Description:

W. Pauli TLS to Fellow Physicist D. Bohm, Highly Important Collaboration!

PAULI, WOLFGANG. Typed Letter Signed, "W. Pauli", 2pp on one sheet, on Physikalisches Institut letterhead, 8.25" x 11.5", Zurich, December 3, 1951. Expected folds, toning, else near Fine.  

The only known surviving letter from Nobelist Wolfgang Pauli (1900-1958) to David Bohm (1917-1992) in which Pauli critiques Bohm's yet-to-be-published breakthrough paper, "Suggested Interpretation of the Quantum Theory in Terms of Hidden Variables". Having just published a well-received textbook on classical Quantum Physics, Bohm almost immediately did an about-face and challenged the classical assertion “that the most complete possible specification of an individual system is in terms of a wave function that determines only probable results of actual measurement processes".

In his landmark paper, Bohm suggested that there are “hidden variables” that “are in practice averaged over in measurements of the types that can now be carried out”; and in developing his argument Bohm explicitly showed how, in non-relativistic wave mechanics, parameters could be selected that transformed the indeterministic description of a system into a deterministic one. Bohm achieved this result by revitalizing and modifying the concept of a “pilot wave” which De Broglie had unsuccessfully advanced at the 1927 Solvay Conference. Rather ironically, it was Pauli himself who effectively killed the acceptance of De Broglie’s pilot-wave theory at the 1927 Solvay Conference, and yet here he is, a generation later, effectively polishing and blessing Bohm’s revamped version of the theory!

The present letter is Pauli’s second letter to Bohm regarding his “Suggested Interpretation” article. Bohm had previously submitted an early draft of his paper to Pauli, which Pauli critiqued in a letter now lost. After incorporating Pauli’s edits and criticisms into a second draft, Bohm resubmitted his paper to Pauli. Pauli here indicates that he no longer sees “any logical contradiction as long as your results agree completely with those of the usual wave mechanics and as long as no means is given to measure the values of your hidden parameters both in the measuring apparatus and in the observed system". But Pauli cautions Bohm that "as far as the whole matter stands now, your 'extra wave-mechanical predictions' are still a check, which cannot be cashed" – Pauli then proceeding to a technical discussion about the Schrodinger equation and the psi-function, and pointing out the incompleteness of Bohm’s theory with respect to relativistic wave mechanics.

Pauli was a pioneer of quantum physics and winner of the Nobel Prize for his formulation of the Exclusion Principle (the principle that two particles of a specified type cannot be in the same place at the same time). In contrast to Bohm, Pauli held to an “old-time” view of nature and science that excluded the relevance of consciousness; and in apparent response to a statement Bohm made on the topic, Pauli here makes a highly significant statement of his own philosophy of physics, “Since Descartes it was the ideal of natural philosophy to conceive a system of laws in which an entirely loose and untied observer is looking from outside at a part of the world completely determined by these laws. For me, however, it is much more satisfactory if the laws of nature themselves exclude in principle the possibility even to conceive the disturbances in the observers own body and own brain connected with his own observations.”

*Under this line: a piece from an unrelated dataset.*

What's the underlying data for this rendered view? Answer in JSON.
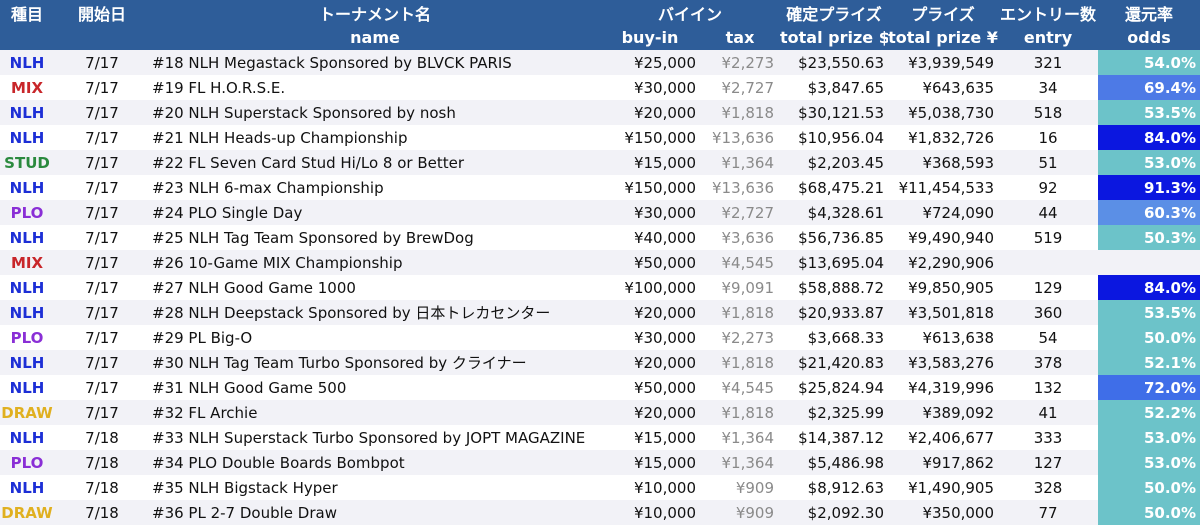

Bohm’s revolutionary paper would ultimately transform the face of physics, though acceptance was slow in coming. Indeed, it was only with John Bell’s famous 1964 paper on quantum entanglement and the Einstein-Podolsky-Rosen paradox,  that Bohm’s views gained mainstream consideration. Bohm’s own work took an increasingly philosophical turn beginning in the mid-1950s, with Bohm successively investigating causality, wholeness, consciousness, and the ontological reality of an “implicate order” supporting the manifest (“explicate”) physical world. Bohm’s work and viewpoint are now at the cutting edge of the philosophy of physics.

Scientific letters by Pauli are rare, and the present is perhaps the finest ever to appear at auction.

This item comes with a Certificate from John Reznikoff, a premier authenticator for both major 3rd party authentication services, PSA and JSA (James Spence Authentications), as well as numerous auction houses.